I am very sorry for the damage caused by our actions in depriving a family in real need of accommodation by making unavailable a three-bedroomed house for four years.

I accept that taking this Council property was wrong, and I am sorry for deceiving Kirklees Council staff while the Council was investigating our use of the house in Batley. I am also sorry for maintaining our story through a five-day trial in 2018 (which resulted in the Council taking back possession of the house in Batley) and the subsequent contempt of court proceedings issued against me and my sister by the Council in 2019-2020. Both court cases have cost very large amounts of public money, Kirklees staff time, and Legal Aid which could have been avoided had I not acted in the way that I did.

I realise that I have done wrong and would urge anyone considering obtaining and occupying a Council property by deception to act responsibly and truthfully. I accept that Kirklees Council was right to retake possession of the house and to issue contempt of court proceedings against me and my sister which could have resulted in us receiving a prison sentence. The court has now agreed to end the proceedings against us in light of my agreement with the Council that I make this public apology.

 


 

PUBLIC STATEMENT OF AYSHIA RAFIQ

In 2013, my sister, Hannah Ashfaq Rafiq, applied for and was allocated a property by Kirklees Council. I accept that she should not have done so. 

Kirklees Council granted my sister a tenancy of a three-bedroomed Council house in Batley. In the application she stated that our brother and I would occupy the house with her. Neither I nor my sister or brother lived at the house in Batley, and I accept that I should not have said that it was our only or principal home. We remained during this time at the family home in Huddersfield which is owned by our mother.
I am very sorry for the damage caused by our actions in depriving a family in real need of accommodation by making unavailable a three-bedroomed house for four years.

I accept that taking this Council property was wrong, and I am sorry for deceiving Kirklees Council staff while the Council was investigating our use of the house in Batley. I am also sorry for maintaining our story through a five-day trial in 2018 (which resulted in the Council taking back possession of the house in Batley) and the subsequent contempt of court proceedings issued against me and my sister by the Council in 2019-2020. Both court cases have cost very large amounts of public money, Kirklees staff time, and Legal Aid which could have been avoided had I not acted in the way that I did.

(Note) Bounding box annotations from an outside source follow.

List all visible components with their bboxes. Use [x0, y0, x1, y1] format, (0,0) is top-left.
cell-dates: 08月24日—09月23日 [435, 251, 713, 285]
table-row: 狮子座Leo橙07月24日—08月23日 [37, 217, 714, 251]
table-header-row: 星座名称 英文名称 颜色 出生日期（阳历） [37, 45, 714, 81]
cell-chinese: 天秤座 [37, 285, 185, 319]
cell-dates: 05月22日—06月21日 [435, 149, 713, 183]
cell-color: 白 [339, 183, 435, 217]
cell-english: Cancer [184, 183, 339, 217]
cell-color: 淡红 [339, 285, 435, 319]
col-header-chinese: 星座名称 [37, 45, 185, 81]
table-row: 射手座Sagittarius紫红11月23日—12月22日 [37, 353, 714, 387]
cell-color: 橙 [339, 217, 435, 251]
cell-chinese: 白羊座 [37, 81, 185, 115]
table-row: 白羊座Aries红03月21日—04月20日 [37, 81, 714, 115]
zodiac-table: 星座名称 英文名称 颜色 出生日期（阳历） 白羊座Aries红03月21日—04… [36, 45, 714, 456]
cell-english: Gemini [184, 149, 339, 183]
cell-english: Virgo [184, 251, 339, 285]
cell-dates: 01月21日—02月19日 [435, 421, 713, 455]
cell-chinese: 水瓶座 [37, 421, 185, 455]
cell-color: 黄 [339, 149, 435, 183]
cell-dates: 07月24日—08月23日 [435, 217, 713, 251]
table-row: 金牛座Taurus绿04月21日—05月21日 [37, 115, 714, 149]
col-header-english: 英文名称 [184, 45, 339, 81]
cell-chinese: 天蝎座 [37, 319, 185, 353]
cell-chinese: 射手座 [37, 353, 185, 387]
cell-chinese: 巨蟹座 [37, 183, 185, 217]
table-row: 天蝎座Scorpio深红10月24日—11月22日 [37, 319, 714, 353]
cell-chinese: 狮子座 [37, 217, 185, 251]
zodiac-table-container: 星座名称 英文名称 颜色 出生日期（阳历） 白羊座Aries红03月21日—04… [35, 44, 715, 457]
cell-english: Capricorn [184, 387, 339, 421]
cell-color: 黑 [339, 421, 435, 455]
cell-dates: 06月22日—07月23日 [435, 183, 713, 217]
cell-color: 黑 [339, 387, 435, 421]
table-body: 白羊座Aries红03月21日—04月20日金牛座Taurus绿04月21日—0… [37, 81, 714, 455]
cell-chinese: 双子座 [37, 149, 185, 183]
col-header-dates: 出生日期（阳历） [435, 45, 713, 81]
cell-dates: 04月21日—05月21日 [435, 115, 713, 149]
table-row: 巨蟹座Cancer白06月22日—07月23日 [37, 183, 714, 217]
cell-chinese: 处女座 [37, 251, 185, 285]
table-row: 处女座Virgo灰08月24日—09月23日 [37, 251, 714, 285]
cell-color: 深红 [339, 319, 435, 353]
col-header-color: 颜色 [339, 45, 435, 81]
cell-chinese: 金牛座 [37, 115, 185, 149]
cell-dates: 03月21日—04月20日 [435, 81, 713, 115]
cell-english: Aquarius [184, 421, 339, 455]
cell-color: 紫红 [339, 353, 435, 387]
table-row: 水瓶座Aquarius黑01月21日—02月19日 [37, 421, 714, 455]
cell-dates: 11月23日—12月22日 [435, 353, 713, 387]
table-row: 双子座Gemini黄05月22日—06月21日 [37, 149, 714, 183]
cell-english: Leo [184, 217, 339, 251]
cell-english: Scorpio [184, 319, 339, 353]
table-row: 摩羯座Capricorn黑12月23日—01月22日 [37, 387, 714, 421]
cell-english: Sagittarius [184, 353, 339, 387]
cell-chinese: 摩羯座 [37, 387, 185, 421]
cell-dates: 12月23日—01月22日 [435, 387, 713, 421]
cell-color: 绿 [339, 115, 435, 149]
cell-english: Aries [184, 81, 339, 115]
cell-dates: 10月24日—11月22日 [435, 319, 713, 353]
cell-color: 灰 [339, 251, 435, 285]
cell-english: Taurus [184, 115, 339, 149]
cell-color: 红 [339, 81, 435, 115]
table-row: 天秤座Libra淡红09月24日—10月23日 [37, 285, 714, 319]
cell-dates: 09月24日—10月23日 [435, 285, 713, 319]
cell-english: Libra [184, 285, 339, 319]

I realise that I have done wrong and would urge anyone considering obtaining and occupying a Council property by deception to act responsibly and truthfully. I accept that Kirklees Council was right to retake possession of the house and to issue contempt of court proceedings against me and my sister which could have resulted in us receiving a prison sentence. The court has now agreed to end the proceedings against us in light of my agreement with the Council that I make this public apology.